The initiative has been dubbed ASTRX (Applying Systems Thinking to Recycling), and leaders from the groups behind it say the effort is a push to change the recycling industry on a holistic level by creating more connection between recycling stakeholders in different sectors.
Keefe Harrison, executive director of The Recycling Partnership, and Nina Goodrich, executive director of the SPC, recently answered questions about the development of the ASTRX partnership.
Question: Tell us more about the impetus behind the collaboration.
Nina Goodrich: By combining the expertise of our two organizations, spanning from packaging design through material recovery, and then partnering with groups that represent material-specific recycling, we will be better able to comprehensively map barriers and opportunities within the recycling landscape. From there, we’ll be able to identify powerful tactics to advance the industry and deliver more high-quality recyclables to the supply chain.
Question: Why is the development of such a map important to recycling improvement?
Keefe Harrison: Rather than a single, uniform industry, recycling is made up of a series of public and private sector sub-industries that work together to create a recovered feedstock supply chain. Understanding the interplay of those disparate, diverse components may unlock the key to new heights of sustainable recovery. Through ASTRX we will analyze the entire system and identify the most effective areas for improvement and intervention. By looking within and between each link in that system, we can route a considerably more informed and robust course of intervention.
Question: Will this initiative integrate SPC’s How2Recycle label?
Goodrich: We want to use the How2Recycle label to go beyond access and become recognized as the recycling standard of excellence for consumers and communities. We also want to leverage the community expertise and best practices developed by The Recycling Partnership to increase collection, provide consistency, and to reduce wishful recycling. Together we want to demonstrate what good looks like.
Question: What are you expecting the collaboration to produce?
Goodrich: First, consistency of information and the ability to connect the many different public and private players of the recycling system. SPC and The Recycling Partnership are collaborating, but we’re not alone – this is a group that will work for and with other industry partners.

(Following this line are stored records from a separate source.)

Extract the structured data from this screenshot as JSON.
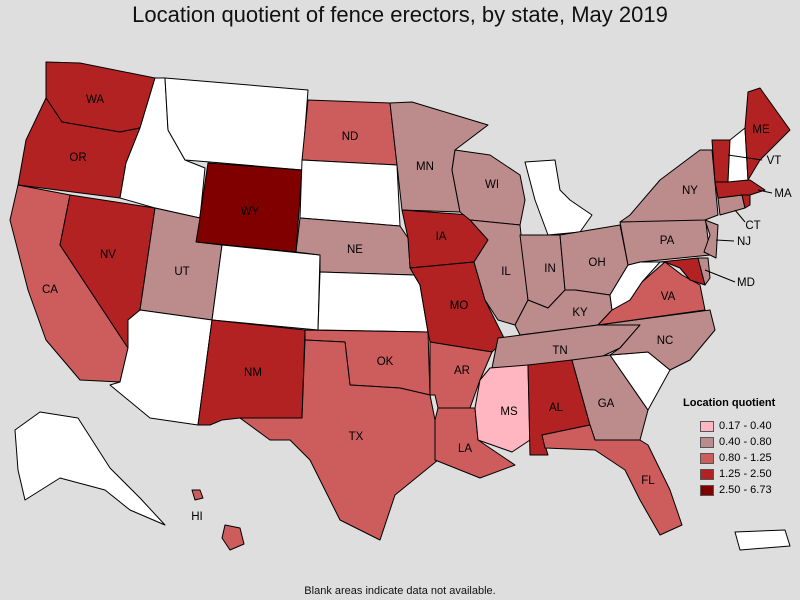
{
  "title": "Location quotient of fence erectors, by state, May 2019",
  "legend": {
    "title": "Location quotient",
    "items": [
      {
        "label": "0.17 - 0.40",
        "color": "#ffb6c1"
      },
      {
        "label": "0.40 - 0.80",
        "color": "#bc8c8c"
      },
      {
        "label": "0.80 - 1.25",
        "color": "#cd5c5c"
      },
      {
        "label": "1.25 - 2.50",
        "color": "#b22222"
      },
      {
        "label": "2.50 - 6.73",
        "color": "#800000"
      }
    ],
    "no_data_color": "#ffffff"
  },
  "footnote": "Blank areas indicate data not available.",
  "states": {
    "WA": {
      "label": "WA",
      "class": 3
    },
    "OR": {
      "label": "OR",
      "class": 3
    },
    "CA": {
      "label": "CA",
      "class": 2
    },
    "NV": {
      "label": "NV",
      "class": 3
    },
    "ID": {
      "label": "",
      "class": null
    },
    "MT": {
      "label": "",
      "class": null
    },
    "WY": {
      "label": "WY",
      "class": 4
    },
    "UT": {
      "label": "UT",
      "class": 1
    },
    "AZ": {
      "label": "",
      "class": null
    },
    "CO": {
      "label": "",
      "class": null
    },
    "NM": {
      "label": "NM",
      "class": 3
    },
    "ND": {
      "label": "ND",
      "class": 2
    },
    "SD": {
      "label": "",
      "class": null
    },
    "NE": {
      "label": "NE",
      "class": 1
    },
    "KS": {
      "label": "",
      "class": null
    },
    "OK": {
      "label": "OK",
      "class": 2
    },
    "TX": {
      "label": "TX",
      "class": 2
    },
    "MN": {
      "label": "MN",
      "class": 1
    },
    "IA": {
      "label": "IA",
      "class": 3
    },
    "MO": {
      "label": "MO",
      "class": 3
    },
    "AR": {
      "label": "AR",
      "class": 2
    },
    "LA": {
      "label": "LA",
      "class": 2
    },
    "WI": {
      "label": "WI",
      "class": 1
    },
    "IL": {
      "label": "IL",
      "class": 1
    },
    "MI": {
      "label": "",
      "class": null
    },
    "IN": {
      "label": "IN",
      "class": 1
    },
    "OH": {
      "label": "OH",
      "class": 1
    },
    "KY": {
      "label": "KY",
      "class": 1
    },
    "TN": {
      "label": "TN",
      "class": 1
    },
    "MS": {
      "label": "MS",
      "class": 0
    },
    "AL": {
      "label": "AL",
      "class": 3
    },
    "GA": {
      "label": "GA",
      "class": 1
    },
    "FL": {
      "label": "FL",
      "class": 2
    },
    "SC": {
      "label": "",
      "class": null
    },
    "NC": {
      "label": "NC",
      "class": 1
    },
    "VA": {
      "label": "VA",
      "class": 2
    },
    "WV": {
      "label": "",
      "class": null
    },
    "PA": {
      "label": "PA",
      "class": 1
    },
    "NY": {
      "label": "NY",
      "class": 1
    },
    "MD": {
      "label": "MD",
      "class": 3
    },
    "DE": {
      "label": "",
      "class": 1
    },
    "NJ": {
      "label": "NJ",
      "class": 1
    },
    "CT": {
      "label": "CT",
      "class": 1
    },
    "MA": {
      "label": "MA",
      "class": 3
    },
    "VT": {
      "label": "VT",
      "class": 3
    },
    "NH": {
      "label": "",
      "class": null
    },
    "ME": {
      "label": "ME",
      "class": 3
    },
    "RI": {
      "label": "",
      "class": 3
    },
    "AK": {
      "label": "",
      "class": null
    },
    "HI": {
      "label": "HI",
      "class": 2
    },
    "PR": {
      "label": "",
      "class": null
    }
  }
}
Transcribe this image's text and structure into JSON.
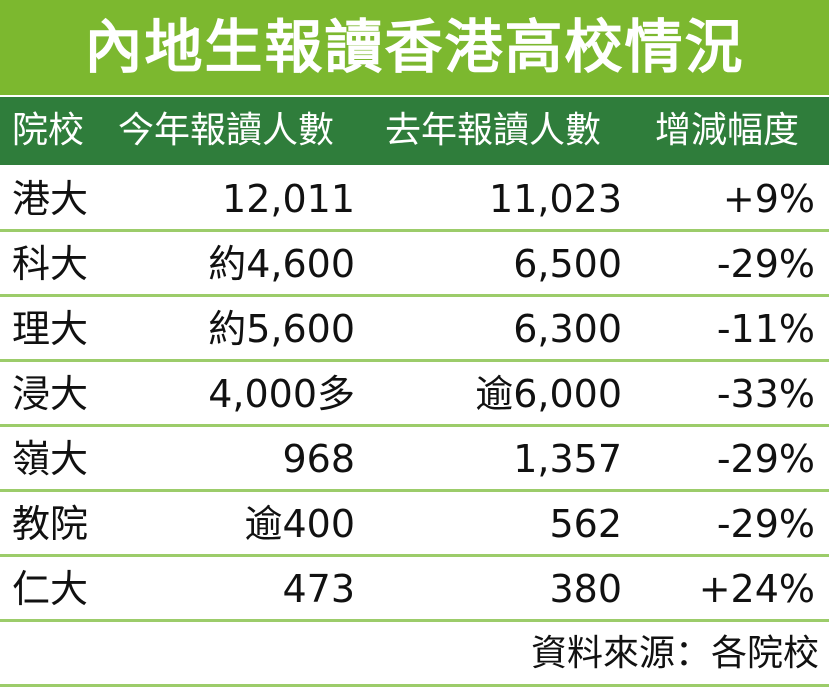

To fully capture the perspective of the entire recycling landscape, ASTRX will work closely with a number of other industry groups. That’s a must.
Keefe: Agreed. Then we’ll have the opportunity to build consistency around a core set of valuable recyclables. Confusion of the recycling system is the number one barrier to participation. This work will allow us to work in regions to build consistency – not just in how we communicate recycling with consumers but it’s how we measure that impact. This collaboration will leverage the assets of both organizations to provide more quality recyclable materials into the system. But we can’t work in a bubble. This initiative needs to support and be supported by other sectors, industry groups and governmental entities.